Ainsi, Joubert (2003, p. 435) fait un le lien entre le mécanisme de défense dans la vie des enfants avec autisme et la temporalité : « en annulant toute temporalité, l’immuabilité, modalité défensive caractéristique des syndromes autistiques, permet un contrôle aussi paradoxal qu’absolu sur le temps ». C’est pourquoi ce mécanisme impacte d'une certaine façon la perception et la construction temporelle et ainsi il ralentit les apprentissages auprès du public avec autisme car « l’immuabilité […] s’impose au thérapeute comme à l’entourage des enfants dits ‘autistes’ comme le plus redoutable des freins au changement » (Ibid., p. 436) alors que toutes nouvelles connaissances demandent du changement (Bastien, Bastien-Toniazzo, et Richard, 2004).

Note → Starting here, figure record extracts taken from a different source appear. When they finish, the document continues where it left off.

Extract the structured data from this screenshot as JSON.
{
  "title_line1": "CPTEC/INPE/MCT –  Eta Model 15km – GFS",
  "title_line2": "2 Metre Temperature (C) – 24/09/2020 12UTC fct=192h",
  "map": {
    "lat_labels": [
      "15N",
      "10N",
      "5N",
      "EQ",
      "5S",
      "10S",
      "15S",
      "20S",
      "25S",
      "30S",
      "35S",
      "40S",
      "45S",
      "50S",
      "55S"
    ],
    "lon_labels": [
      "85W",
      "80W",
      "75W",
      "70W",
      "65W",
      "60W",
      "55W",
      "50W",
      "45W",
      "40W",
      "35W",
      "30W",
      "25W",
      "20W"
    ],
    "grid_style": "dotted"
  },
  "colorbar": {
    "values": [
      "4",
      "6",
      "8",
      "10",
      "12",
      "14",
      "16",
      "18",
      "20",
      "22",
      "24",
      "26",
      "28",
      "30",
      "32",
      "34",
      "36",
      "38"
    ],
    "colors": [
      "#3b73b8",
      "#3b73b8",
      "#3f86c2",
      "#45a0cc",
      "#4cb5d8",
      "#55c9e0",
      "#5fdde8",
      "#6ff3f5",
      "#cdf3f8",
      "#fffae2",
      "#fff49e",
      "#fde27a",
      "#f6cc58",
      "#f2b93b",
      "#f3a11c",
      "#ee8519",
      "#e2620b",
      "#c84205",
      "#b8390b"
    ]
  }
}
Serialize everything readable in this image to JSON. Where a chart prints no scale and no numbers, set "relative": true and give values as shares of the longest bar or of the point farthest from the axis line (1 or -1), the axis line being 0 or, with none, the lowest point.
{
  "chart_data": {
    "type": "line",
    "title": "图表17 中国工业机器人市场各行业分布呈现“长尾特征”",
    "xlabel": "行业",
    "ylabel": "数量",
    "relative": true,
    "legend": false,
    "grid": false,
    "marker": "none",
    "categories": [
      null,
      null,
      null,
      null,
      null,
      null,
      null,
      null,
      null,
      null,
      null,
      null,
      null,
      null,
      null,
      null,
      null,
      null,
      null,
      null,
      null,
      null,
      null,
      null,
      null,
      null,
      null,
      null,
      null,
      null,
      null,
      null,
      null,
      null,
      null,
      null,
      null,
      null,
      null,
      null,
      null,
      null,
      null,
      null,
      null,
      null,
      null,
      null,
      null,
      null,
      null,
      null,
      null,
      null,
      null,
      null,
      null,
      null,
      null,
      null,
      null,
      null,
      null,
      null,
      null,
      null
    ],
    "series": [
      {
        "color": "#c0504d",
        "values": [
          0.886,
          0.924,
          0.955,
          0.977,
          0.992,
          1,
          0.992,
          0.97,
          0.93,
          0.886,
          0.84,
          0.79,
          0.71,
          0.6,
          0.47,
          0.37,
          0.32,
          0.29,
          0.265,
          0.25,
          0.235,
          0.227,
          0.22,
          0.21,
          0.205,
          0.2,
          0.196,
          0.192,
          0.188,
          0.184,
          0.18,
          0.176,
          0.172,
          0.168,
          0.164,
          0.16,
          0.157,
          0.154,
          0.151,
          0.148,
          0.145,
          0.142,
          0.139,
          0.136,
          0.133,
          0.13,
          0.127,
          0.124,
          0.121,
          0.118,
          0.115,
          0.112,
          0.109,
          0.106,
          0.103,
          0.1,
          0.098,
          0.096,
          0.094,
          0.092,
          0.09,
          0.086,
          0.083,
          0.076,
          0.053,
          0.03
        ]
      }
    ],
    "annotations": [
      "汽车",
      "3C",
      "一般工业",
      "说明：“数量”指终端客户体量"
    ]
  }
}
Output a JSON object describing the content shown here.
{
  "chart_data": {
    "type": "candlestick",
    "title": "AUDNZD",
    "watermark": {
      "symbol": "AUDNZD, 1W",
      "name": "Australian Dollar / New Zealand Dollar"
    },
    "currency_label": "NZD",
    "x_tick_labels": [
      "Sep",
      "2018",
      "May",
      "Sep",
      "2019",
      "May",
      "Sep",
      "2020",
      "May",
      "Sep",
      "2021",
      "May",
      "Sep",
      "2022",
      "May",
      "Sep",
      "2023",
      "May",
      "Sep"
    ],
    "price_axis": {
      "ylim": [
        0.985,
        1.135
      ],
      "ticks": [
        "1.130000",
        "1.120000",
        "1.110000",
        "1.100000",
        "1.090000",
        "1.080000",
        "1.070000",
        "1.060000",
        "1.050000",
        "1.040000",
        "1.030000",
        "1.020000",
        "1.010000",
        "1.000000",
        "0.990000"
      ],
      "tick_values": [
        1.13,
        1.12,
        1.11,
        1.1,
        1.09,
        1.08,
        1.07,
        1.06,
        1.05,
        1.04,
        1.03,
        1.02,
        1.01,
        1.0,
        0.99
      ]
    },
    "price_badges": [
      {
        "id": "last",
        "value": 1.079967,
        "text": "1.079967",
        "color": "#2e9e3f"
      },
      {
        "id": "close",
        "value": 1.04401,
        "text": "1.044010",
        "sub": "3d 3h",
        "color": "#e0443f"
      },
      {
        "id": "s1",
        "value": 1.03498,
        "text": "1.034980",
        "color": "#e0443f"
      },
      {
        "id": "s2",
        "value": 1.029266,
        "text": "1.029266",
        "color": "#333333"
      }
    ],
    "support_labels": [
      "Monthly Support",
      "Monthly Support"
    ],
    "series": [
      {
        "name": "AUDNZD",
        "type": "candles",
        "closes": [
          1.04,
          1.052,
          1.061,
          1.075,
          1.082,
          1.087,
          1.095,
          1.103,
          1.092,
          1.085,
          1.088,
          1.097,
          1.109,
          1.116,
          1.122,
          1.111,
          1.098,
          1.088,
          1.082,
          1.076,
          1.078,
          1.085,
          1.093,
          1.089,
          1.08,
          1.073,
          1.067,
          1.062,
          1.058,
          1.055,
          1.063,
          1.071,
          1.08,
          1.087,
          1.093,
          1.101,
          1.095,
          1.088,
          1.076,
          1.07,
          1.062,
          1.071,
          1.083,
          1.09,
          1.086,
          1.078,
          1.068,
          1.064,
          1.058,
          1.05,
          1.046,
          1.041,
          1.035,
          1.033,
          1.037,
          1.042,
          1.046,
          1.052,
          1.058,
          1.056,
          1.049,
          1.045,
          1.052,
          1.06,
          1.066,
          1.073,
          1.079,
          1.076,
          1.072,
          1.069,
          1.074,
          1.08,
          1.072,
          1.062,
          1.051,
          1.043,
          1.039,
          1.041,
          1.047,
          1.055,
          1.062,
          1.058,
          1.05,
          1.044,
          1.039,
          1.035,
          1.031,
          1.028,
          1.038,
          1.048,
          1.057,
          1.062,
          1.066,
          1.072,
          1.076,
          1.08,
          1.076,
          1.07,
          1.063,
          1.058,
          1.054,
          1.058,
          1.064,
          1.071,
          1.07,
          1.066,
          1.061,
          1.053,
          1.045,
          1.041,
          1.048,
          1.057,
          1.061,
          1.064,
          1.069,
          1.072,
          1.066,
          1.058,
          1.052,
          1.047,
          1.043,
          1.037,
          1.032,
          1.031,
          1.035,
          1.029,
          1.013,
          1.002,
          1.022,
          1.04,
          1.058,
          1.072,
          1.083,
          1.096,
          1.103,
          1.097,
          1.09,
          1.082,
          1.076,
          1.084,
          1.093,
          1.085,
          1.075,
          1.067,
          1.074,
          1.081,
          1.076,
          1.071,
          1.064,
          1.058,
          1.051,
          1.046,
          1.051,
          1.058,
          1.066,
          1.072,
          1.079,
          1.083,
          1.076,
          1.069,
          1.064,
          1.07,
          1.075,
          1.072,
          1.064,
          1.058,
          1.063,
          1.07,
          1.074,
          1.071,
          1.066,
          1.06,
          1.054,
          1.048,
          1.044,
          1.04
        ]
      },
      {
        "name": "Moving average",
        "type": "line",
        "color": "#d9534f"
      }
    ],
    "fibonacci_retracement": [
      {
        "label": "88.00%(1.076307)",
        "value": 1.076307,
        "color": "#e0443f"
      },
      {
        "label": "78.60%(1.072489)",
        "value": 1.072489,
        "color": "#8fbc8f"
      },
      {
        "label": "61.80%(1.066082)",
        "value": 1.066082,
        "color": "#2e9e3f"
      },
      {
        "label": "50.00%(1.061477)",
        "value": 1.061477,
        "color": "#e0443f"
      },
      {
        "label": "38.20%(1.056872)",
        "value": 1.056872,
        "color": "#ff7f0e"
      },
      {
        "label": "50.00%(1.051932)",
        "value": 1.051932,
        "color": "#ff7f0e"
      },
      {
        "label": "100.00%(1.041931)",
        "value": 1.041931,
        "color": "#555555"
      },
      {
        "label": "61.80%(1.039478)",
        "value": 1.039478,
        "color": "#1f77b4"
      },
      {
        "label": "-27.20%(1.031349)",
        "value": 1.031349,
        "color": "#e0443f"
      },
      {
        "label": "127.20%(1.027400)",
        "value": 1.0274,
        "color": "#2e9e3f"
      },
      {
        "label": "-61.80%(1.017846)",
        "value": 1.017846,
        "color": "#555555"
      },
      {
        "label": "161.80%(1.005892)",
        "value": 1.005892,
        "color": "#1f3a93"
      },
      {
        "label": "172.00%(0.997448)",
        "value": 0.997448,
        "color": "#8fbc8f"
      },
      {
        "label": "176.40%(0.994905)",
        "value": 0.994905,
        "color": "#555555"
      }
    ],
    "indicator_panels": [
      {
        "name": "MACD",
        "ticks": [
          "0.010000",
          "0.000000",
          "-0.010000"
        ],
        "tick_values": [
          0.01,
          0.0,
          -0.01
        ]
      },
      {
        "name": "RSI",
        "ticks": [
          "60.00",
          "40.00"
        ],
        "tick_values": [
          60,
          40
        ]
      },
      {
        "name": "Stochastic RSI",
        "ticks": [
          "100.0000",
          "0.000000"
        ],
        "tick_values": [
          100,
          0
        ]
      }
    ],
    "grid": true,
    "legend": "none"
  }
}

À cet effet, Kanner (1943) souligne, dès le milieu du 20ème siècle, que les jeunes avec des TED présentent des sensibilités aux changements dans leur quotidien, c’est-à-dire que des modifications mineures peuvent entraîner des crises intenses d’angoisse et de rage. Ils « sont très sensibles aux modifications de leur environnement » (Ouss-Ryngaert, 2008, p. 231) et qui de ce fait nécessitent un accompagnement adapté respectant leur désir d’immuabilité et leur difficulté à percevoir et construire la notion de temporalité. En effet, les professionnels doivent s’assurer de proposer un cadre identique chaque jour et de ne pas apporter trop de changements dans les apprentissages au cours des activités. Ainsi pour compenser cette sensibilité, les enfants avec autisme sont rapidement immergés dans une organisation spécifique ou ritualisée des évènements du quotidien. Alors, cette forme de prise en charge permet de ne pas bousculer l’apprenant, d’apporter les informations ou les repères nécessaires au bon fonctionnement de la journée et d’installer des situations dites rituelles. « Les situations dites rituelles : ce sont des séances qui se répètent quotidiennement comme le rituel de l’accueil ou de la date. Ce rituel est essentiel à l’école maternelle. Il contribue fortement à la construction progressive de la notion de temps social et de cycle » (IREM de Besançon, 2006, p. 17). Ces emménagements de l’accompagnement pédagogique proposent un cadre bienveillant et propice aux enfants avec des TED et donc de répondre en adéquation au fonctionnement particulier de ces derniers. Nous le verrons, l'application çATED propose un cadre temporel de planification des activités, adaptable aux besoins de chaque sujet afin de répondre aux déficits d'organisation temporelle des enfants avec autisme.